Note: retrieval
Context
The retrieval module (src/attune_rag/retrieval.py) provides a keyword-based retriever that scores and ranks corpus entries against a query. It defines a protocol so you can swap in a custom retriever without changing call sites.
Content
KeywordRetriever uses token-overlap scoring — it tokenizes the query, strips stopwords (for example: a, the, how, should), and applies light suffix stemming (for example: ations → ation, *ing → *) before comparing tokens against each RetrievalEntry. Scores are weighted across four fields: path, summary, content, and related entries.
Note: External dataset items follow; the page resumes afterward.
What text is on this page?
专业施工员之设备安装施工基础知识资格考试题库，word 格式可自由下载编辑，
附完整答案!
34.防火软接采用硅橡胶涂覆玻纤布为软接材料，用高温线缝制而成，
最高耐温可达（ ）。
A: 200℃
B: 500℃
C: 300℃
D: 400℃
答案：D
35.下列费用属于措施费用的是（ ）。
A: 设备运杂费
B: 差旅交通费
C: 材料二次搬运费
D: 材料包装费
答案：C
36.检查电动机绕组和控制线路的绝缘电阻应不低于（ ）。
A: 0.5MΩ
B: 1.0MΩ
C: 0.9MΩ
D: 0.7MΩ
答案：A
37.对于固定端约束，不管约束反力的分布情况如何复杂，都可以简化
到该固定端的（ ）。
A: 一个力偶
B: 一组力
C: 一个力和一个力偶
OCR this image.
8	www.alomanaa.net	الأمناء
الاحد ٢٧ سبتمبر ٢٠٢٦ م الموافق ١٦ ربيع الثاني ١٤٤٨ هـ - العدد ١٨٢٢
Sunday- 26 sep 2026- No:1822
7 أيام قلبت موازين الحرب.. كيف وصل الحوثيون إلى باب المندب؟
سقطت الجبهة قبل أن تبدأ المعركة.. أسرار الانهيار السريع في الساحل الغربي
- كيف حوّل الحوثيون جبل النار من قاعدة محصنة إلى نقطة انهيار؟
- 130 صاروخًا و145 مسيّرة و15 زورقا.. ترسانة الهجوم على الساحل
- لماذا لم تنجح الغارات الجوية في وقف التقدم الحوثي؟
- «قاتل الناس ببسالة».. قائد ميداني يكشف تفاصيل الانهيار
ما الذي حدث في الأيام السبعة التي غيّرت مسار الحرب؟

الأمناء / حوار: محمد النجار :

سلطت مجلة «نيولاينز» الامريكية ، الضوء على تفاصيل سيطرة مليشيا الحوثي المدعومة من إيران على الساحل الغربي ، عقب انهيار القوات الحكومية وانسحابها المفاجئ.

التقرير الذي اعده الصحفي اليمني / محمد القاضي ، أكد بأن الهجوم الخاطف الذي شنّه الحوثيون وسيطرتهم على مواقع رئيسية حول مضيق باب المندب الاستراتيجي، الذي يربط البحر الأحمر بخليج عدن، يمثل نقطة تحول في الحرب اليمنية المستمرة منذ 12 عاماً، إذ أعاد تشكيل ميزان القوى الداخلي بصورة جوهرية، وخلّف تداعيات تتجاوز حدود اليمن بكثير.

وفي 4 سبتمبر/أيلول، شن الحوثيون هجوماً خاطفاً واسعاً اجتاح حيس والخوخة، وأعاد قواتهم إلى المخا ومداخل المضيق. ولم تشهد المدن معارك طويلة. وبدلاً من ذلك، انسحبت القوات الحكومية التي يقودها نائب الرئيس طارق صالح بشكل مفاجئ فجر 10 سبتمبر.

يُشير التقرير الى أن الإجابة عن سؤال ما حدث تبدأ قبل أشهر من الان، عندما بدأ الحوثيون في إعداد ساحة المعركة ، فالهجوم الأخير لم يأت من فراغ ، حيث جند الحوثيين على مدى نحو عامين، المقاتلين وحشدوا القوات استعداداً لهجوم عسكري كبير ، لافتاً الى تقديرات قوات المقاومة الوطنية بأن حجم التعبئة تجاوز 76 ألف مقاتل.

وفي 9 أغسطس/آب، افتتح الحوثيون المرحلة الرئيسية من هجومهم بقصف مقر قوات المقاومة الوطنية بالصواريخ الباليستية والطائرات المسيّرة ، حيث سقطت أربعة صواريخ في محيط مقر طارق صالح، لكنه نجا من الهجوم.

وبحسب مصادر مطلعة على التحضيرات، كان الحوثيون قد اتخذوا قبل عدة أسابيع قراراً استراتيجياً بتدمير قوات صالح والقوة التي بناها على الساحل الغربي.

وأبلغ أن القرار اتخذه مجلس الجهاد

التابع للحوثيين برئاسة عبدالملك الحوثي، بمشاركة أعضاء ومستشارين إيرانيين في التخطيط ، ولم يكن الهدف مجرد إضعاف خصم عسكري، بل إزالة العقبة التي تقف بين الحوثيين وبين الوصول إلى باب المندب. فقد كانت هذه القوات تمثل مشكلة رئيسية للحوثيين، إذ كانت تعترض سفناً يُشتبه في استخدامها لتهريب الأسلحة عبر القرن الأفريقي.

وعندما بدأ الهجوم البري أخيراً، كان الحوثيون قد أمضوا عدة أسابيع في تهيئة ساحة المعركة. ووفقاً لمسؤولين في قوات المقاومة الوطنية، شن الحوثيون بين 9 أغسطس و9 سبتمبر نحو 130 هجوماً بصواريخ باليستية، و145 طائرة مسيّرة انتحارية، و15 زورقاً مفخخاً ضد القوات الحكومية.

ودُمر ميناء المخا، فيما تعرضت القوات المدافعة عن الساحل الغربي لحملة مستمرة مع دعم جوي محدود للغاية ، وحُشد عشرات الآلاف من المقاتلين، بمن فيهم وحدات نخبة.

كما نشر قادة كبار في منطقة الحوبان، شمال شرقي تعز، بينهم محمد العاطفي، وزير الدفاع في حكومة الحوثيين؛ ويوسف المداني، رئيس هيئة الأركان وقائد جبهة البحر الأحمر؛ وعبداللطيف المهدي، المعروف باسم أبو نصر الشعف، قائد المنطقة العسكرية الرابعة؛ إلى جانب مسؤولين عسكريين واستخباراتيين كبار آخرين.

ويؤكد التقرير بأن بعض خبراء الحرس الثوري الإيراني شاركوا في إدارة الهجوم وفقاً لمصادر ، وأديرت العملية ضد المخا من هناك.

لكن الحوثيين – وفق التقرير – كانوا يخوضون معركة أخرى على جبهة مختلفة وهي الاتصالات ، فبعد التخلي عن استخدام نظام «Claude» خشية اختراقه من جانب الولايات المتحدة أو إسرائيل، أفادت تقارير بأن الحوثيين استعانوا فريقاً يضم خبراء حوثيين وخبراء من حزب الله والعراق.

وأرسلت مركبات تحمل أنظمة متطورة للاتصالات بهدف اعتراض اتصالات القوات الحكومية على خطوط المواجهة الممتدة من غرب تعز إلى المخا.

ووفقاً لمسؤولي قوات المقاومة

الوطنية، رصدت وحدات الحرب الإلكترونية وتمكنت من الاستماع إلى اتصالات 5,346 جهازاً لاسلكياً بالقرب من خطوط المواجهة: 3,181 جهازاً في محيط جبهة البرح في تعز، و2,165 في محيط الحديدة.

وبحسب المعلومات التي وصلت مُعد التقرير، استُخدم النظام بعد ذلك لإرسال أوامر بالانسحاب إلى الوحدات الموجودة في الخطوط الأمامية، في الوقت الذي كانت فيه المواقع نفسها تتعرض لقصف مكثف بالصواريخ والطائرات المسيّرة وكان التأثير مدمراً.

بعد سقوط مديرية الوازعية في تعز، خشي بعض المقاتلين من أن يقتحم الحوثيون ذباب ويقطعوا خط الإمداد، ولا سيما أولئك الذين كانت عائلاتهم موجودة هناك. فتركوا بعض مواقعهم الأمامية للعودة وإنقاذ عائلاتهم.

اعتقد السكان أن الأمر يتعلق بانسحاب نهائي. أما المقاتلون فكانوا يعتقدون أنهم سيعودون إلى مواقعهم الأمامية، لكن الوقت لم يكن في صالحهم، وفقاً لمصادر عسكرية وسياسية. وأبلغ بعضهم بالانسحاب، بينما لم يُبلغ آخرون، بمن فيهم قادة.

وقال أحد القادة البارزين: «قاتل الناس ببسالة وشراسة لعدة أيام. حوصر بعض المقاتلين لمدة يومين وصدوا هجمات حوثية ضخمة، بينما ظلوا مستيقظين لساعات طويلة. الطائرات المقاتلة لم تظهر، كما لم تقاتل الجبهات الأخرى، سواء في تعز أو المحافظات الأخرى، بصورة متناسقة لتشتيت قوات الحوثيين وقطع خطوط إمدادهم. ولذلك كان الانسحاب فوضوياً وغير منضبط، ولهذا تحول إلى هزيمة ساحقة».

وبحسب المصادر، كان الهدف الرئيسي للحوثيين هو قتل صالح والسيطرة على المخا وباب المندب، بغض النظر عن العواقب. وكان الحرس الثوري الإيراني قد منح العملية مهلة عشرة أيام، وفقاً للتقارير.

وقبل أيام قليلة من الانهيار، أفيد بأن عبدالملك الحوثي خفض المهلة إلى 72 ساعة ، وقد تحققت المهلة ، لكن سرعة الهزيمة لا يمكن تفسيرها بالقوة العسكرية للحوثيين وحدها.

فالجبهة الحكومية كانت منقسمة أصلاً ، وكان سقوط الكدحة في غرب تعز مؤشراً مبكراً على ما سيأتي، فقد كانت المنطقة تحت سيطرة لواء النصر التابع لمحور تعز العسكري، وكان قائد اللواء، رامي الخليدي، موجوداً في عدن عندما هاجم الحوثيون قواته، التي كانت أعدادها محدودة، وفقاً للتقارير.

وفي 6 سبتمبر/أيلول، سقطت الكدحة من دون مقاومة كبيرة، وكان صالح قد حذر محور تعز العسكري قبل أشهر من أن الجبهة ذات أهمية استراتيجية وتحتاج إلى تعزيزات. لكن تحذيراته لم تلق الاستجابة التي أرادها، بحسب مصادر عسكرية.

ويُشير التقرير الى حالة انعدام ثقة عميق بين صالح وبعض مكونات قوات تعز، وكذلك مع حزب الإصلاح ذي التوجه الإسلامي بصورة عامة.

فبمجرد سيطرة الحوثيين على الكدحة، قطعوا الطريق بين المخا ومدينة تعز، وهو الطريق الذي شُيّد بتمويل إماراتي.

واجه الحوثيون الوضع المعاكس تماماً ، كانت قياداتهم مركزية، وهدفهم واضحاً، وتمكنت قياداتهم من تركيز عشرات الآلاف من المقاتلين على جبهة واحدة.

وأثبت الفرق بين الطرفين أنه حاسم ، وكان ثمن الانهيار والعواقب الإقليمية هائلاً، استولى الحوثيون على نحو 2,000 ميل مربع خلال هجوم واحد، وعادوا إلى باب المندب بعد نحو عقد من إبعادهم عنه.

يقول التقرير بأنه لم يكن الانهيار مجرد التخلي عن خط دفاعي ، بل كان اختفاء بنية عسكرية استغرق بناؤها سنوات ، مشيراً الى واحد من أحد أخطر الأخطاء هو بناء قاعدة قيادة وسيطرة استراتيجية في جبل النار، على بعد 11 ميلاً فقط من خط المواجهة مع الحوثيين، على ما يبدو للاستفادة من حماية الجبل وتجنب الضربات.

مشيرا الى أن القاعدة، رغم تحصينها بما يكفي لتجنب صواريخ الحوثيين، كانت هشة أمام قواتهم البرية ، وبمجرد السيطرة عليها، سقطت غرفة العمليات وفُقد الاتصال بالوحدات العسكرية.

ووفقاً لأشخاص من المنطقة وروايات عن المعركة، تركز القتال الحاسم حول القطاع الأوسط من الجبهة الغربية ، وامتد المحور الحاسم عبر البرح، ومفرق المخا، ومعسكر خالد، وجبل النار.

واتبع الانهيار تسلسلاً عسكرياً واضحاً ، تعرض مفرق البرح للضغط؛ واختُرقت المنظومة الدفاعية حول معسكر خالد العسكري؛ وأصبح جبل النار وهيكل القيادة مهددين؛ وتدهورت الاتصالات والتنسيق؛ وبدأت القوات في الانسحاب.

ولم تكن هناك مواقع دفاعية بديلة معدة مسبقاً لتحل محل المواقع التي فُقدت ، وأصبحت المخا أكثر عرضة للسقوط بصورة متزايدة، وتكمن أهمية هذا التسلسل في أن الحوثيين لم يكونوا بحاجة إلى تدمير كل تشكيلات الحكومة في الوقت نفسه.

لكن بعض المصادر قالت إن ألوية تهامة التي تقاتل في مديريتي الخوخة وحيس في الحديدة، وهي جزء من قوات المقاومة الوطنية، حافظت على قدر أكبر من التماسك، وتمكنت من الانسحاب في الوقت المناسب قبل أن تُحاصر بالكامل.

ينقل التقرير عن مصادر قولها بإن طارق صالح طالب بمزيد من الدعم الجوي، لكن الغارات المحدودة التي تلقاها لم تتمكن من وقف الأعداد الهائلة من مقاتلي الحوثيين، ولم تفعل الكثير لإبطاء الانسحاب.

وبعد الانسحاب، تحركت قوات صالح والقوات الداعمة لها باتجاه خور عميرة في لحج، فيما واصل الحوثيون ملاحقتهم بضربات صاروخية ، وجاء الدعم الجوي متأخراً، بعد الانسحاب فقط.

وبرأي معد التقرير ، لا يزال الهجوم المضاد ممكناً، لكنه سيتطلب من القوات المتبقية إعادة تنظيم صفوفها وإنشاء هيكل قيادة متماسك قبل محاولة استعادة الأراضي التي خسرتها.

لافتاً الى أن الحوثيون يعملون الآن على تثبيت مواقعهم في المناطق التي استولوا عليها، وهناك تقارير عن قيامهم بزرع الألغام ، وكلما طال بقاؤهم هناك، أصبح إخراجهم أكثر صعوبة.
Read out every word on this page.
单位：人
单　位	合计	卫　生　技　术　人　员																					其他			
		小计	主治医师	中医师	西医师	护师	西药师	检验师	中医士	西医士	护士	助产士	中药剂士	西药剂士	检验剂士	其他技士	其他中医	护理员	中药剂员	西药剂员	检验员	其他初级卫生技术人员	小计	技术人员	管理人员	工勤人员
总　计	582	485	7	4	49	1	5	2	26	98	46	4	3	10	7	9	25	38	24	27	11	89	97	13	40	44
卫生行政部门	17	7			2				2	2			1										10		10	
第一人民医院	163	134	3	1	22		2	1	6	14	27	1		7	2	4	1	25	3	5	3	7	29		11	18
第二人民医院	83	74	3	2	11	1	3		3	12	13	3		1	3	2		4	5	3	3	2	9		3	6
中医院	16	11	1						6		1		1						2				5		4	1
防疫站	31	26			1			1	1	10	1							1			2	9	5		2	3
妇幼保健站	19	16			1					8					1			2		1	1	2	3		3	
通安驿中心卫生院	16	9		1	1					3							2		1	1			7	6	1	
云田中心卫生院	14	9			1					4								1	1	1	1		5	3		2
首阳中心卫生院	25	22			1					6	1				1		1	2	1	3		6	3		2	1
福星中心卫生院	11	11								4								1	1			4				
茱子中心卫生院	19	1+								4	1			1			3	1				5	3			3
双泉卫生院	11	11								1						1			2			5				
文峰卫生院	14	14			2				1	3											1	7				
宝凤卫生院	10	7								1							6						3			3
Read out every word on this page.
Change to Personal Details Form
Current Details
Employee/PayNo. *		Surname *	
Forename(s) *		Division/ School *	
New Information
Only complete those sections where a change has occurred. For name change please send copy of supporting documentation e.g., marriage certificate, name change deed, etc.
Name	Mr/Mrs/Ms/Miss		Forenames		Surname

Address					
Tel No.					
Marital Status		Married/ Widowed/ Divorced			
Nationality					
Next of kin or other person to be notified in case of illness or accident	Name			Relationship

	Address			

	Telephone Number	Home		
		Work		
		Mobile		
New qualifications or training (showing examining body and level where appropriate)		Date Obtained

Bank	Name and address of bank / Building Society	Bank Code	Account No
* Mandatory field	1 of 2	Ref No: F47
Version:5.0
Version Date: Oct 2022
Each retrieval result is returned as a RetrievalHit dataclass with three fields:
| Field | Type | Description |
|---|---|---|
entry |
RetrievalEntry |
The matched corpus entry |
score |
float |
Weighted token-overlap score |
match_reason |
str |
Human-readable explanation of why the entry matched |
Any object that implements retrieve(query: str, corpus: CorpusProtocol, k: int = 3) -> Iterable[RetrievalHit] satisfies RetrieverProtocol. KeywordRetriever is the built-in implementation; it returns a list[RetrievalHit] sorted by descending score, truncated to the top k results (default: 3).
Source files
src/attune_rag/retrieval.py
Tags: retrieval, keyword, scoring, ranking